Adenoma ipofisario: l’intervento

Per affrontare questo tumore benigno dell’ipofisi è spesso necessario prevedere un intervento chirurgico, a meno che non si tratti di un adenoma ipofisario che secerne prolattina oppure ormone della crescita. In tali casi, può essere sufficiente un semplice follow-up oppure una terapia farmacologica, eventualmente accompagnata anche dalla radioterapia.

Dal momento che il benessere del paziente dipende anche dai tempi e dai modi di ripresa, si privilegiano tipologie di intervento meno invasive possibile. Fra queste, la chirurgia endoscopica transnasale transfenoidale.

La chirurgia endoscopica transnasale transfenoidale

Questa tecnica mininvasiva consente di raggiungere l’adenoma ipofisario tramite la cavità nasale e lo sfenoide, l’osso dalla caratteristica forma di farfalla che si trova alla base del cranio. Vi vengono inseriti l’endoscopio, che permette di visualizzare l’interno della cavità, e gli strumenti chirurgici che rimuoveranno l’adenoma. Non è dunque necessaria alcuna incisione sul viso o sul cranio per raggiungere l’obiettivo.

Scopo finale dell’operazione è infatti l’asportazione più compiuta possibile dell’adenoma ipofisario senza intaccare la funzionalità dell’ipofisi, ghiandola endocrina essenziale per l’organismo, o danneggiare i nervi ottici.
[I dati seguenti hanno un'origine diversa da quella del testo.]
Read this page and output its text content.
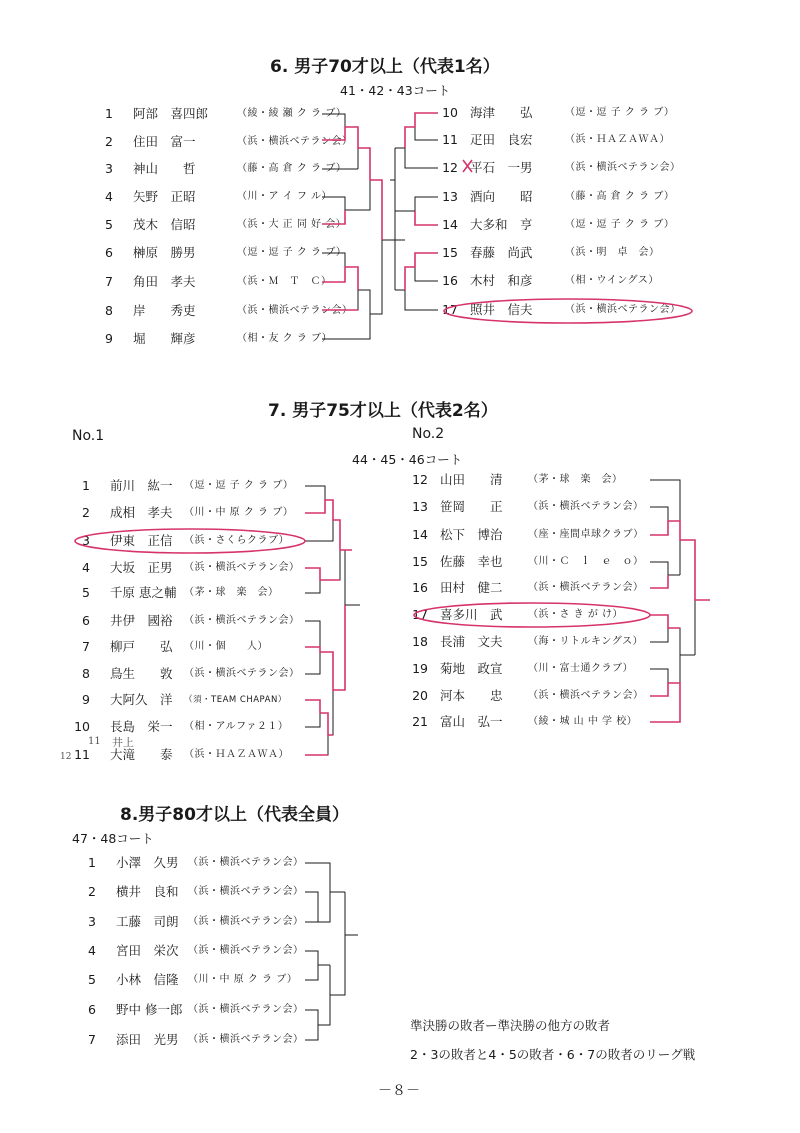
6. 男子70才以上（代表1名）
41・42・43コート
1 阿部　喜四郎	（綾・綾 瀬 ク ラ ブ）
2 住田　富一	（浜・横浜ベテラン会）
3 神山　　哲	（藤・高 倉 ク ラ ブ）
4 矢野　正昭	（川・ア イ フ ル）
5 茂木　信昭	（浜・大 正 同 好 会）
6 榊原　勝男	（逗・逗 子 ク ラ ブ）
7 角田　孝夫	（浜・Ｍ　Ｔ　Ｃ）
8 岸　　秀吏	（浜・横浜ベテラン会）
9 堀　　輝彦	（相・友 ク ラ ブ）
10 海津　　弘	（逗・逗 子 ク ラ ブ）
11 疋田　良宏	（浜・ＨＡＺＡＷＡ）
12 平石　一男	（浜・横浜ベテラン会）
13 酒向　　昭	（藤・高 倉 ク ラ ブ）
14 大多和　亨	（逗・逗 子 ク ラ ブ）
15 春藤　尚武	（浜・明　卓　会）
16 木村　和彦	（相・ウイングス）
17 照井　信夫	（浜・横浜ベテラン会）
7. 男子75才以上（代表2名）
No.1	No.2
44・45・46コート
1 前川　紘一 （逗・逗 子 ク ラ ブ）
2 成相　孝夫 （川・中 原 ク ラ ブ）
3 伊東　正信 （浜・さくらクラブ）
4 大坂　正男 （浜・横浜ベテラン会）
5 千原 恵之輔 （茅・球　楽　会）
6 井伊　國裕 （浜・横浜ベテラン会）
7 柳戸　　弘 （川・個　　人）
8 鳥生　　敦 （浜・横浜ベテラン会）
9 大阿久　洋 （須・TEAM CHAPAN）
10 長島　栄一 （相・アルファ２１）
11 大滝　　泰 （浜・ＨＡＺＡＷＡ）
11 井上
12
12 山田　　清	（茅・球　楽　会）
13 笹岡　　正	（浜・横浜ベテラン会）
14 松下　博治	（座・座間卓球クラブ）
15 佐藤　幸也	（川・Ｃ　ｌ　ｅ　ｏ）
16 田村　健二	（浜・横浜ベテラン会）
17 喜多川　武	（浜・さ き が け）
18 長浦　文夫	（海・リトルキングス）
19 菊地　政宣	（川・富士通クラブ）
20 河本　　忠	（浜・横浜ベテラン会）
21 富山　弘一	（綾・城 山 中 学 校）
8.男子80才以上（代表全員）
47・48コート
1 小澤　久男 （浜・横浜ベテラン会）
2 横井　良和 （浜・横浜ベテラン会）
3 工藤　司朗 （浜・横浜ベテラン会）
4 宮田　栄次 （浜・横浜ベテラン会）
5 小林　信隆 （川・中 原 ク ラ ブ）
6 野中 修一郎 （浜・横浜ベテラン会）
7 添田　光男 （浜・横浜ベテラン会）
準決勝の敗者ー準決勝の他方の敗者
2・3の敗者と4・5の敗者・6・7の敗者のリーグ戦
－８－
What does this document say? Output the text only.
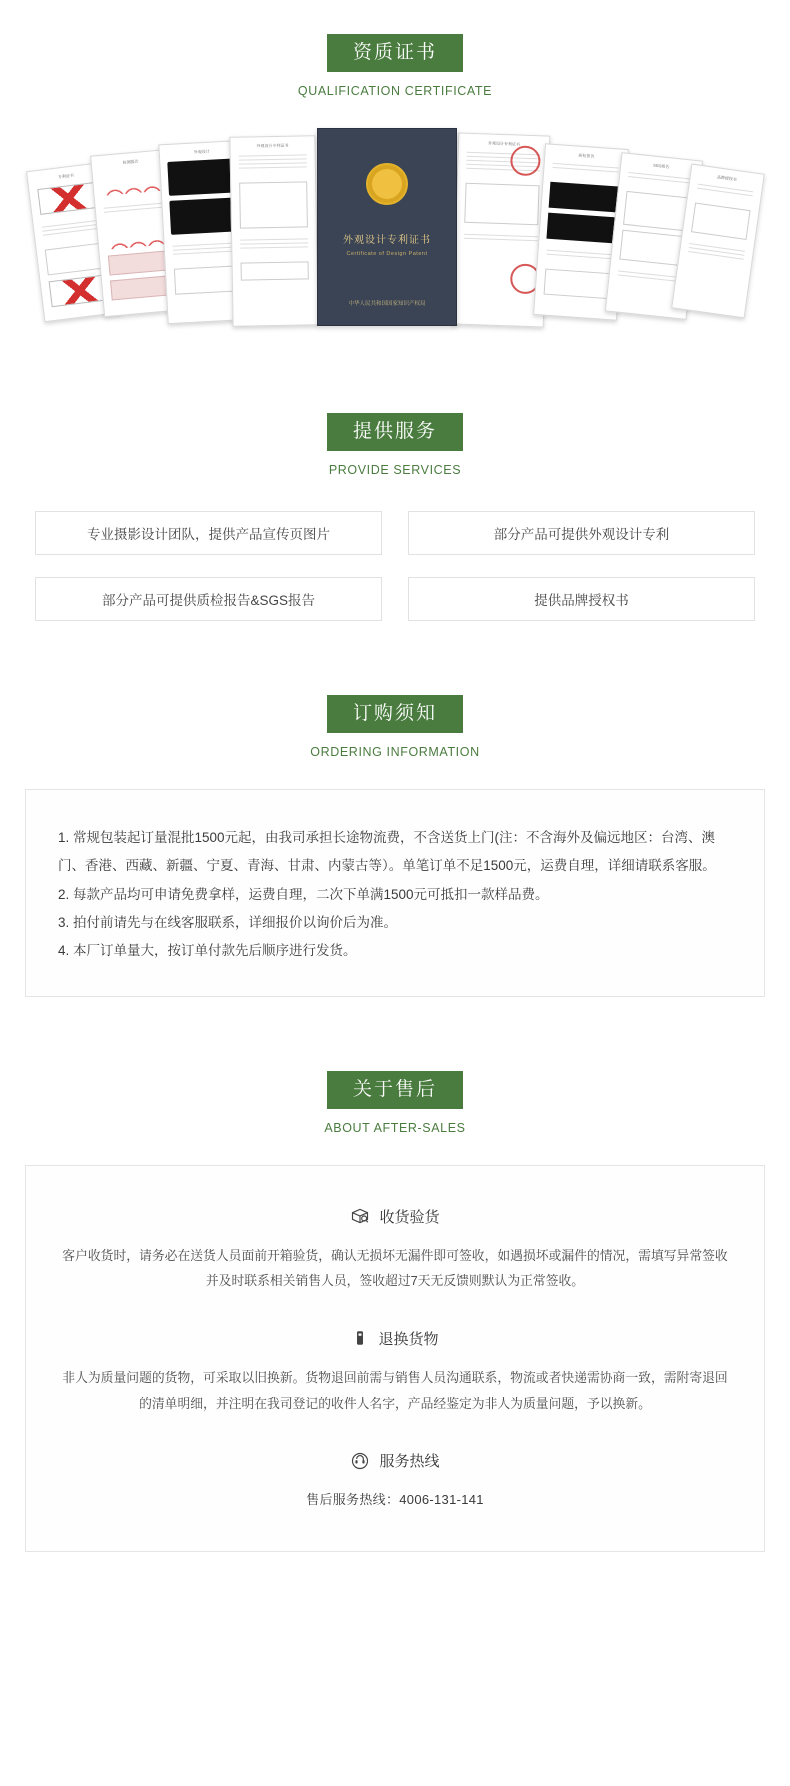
资质证书
QUALIFICATION CERTIFICATE
专利证书
检测报告
外观设计
外观设计专利证书
外观设计专利证书
Certificate of Design Patent
中华人民共和国国家知识产权局
外观设计专利证书
质检报告
SGS报告
品牌授权书
提供服务
PROVIDE SERVICES
专业摄影设计团队，提供产品宣传页图片	部分产品可提供外观设计专利
部分产品可提供质检报告&SGS报告	提供品牌授权书
订购须知
ORDERING INFORMATION

1. 常规包装起订量混批1500元起，由我司承担长途物流费，不含送货上门(注：不含海外及偏远地区：台湾、澳门、香港、西藏、新疆、宁夏、青海、甘肃、内蒙古等）。单笔订单不足1500元，运费自理，详细请联系客服。

2. 每款产品均可申请免费拿样，运费自理，二次下单满1500元可抵扣一款样品费。

3. 拍付前请先与在线客服联系，详细报价以询价后为准。

4. 本厂订单量大，按订单付款先后顺序进行发货。

关于售后
ABOUT AFTER-SALES
收货验货
客户收货时，请务必在送货人员面前开箱验货，确认无损坏无漏件即可签收，如遇损坏或漏件的情况，需填写异常签收并及时联系相关销售人员，签收超过7天无反馈则默认为正常签收。
退换货物
非人为质量问题的货物，可采取以旧换新。货物退回前需与销售人员沟通联系，物流或者快递需协商一致，需附寄退回的清单明细，并注明在我司登记的收件人名字，产品经鉴定为非人为质量问题，予以换新。
服务热线
售后服务热线：4006-131-141
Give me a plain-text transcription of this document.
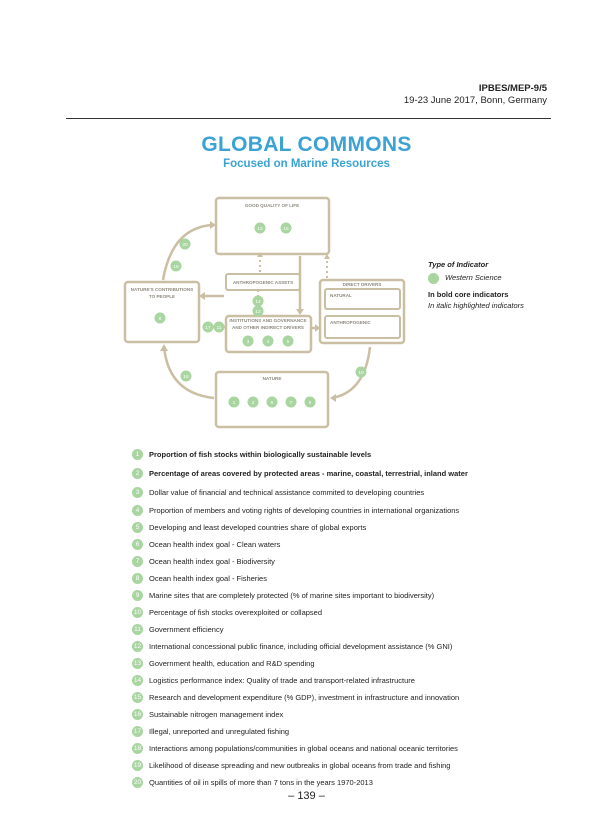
IPBES/MEP-9/5
19-23 June 2017, Bonn, Germany
GLOBAL COMMONS
Focused on Marine Resources
GOOD QUALITY OF LIFE
NATURE'S CONTRIBUTIONS
TO PEOPLE
ANTHROPOGENIC ASSETS
INSTITUTIONS AND GOVERNANCE
AND OTHER INDIRECT DRIVERS
DIRECT DRIVERS
NATURAL
ANTHROPOGENIC
NATURE
13	15
8
20
18
14
12
17 11
3	4	5
1	2	6	7	9
16
10
Type of Indicator
Western Science
In bold core indicators
In italic highlighted indicators
1	Proportion of fish stocks within biologically sustainable levels
2	Percentage of areas covered by protected areas - marine, coastal, terrestrial, inland water
3	Dollar value of financial and technical assistance commited to developing countries
4	Proportion of members and voting rights of developing countries in international organizations
5	Developing and least developed countries share of global exports
6	Ocean health index goal - Clean waters
7	Ocean health index goal - Biodiversity
8	Ocean health index goal - Fisheries
9	Marine sites that are completely protected (% of marine sites important to biodiversity)
10 Percentage of fish stocks overexploited or collapsed
11 Government efficiency
12 International concessional public finance, including official development assistance (% GNI)
13 Government health, education and R&D spending
14 Logistics performance index: Quality of trade and transport-related infrastructure
15 Research and development expenditure (% GDP), investment in infrastructure and innovation
16 Sustainable nitrogen management index
17 Illegal, unreported and unregulated fishing
18 Interactions among populations/communities in global oceans and national oceanic territories
19 Likelihood of disease spreading and new outbreaks in global oceans from trade and fishing
20 Quantities of oil in spills of more than 7 tons in the years 1970-2013
– 139 –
Subito dopo l’intervento, l’adenoma viene analizzato in laboratorio per comprenderne a fondo la natura.

Video esplicativo della chirurgia ipofisaria endoscopica (in francese)

Grazie al Dott. Martin Dupuy, collega neurochirurgo del reparto di neurochirurgia della Clinique de l’Union (Toulouse, France), per aver realizzato e condiviso questo video.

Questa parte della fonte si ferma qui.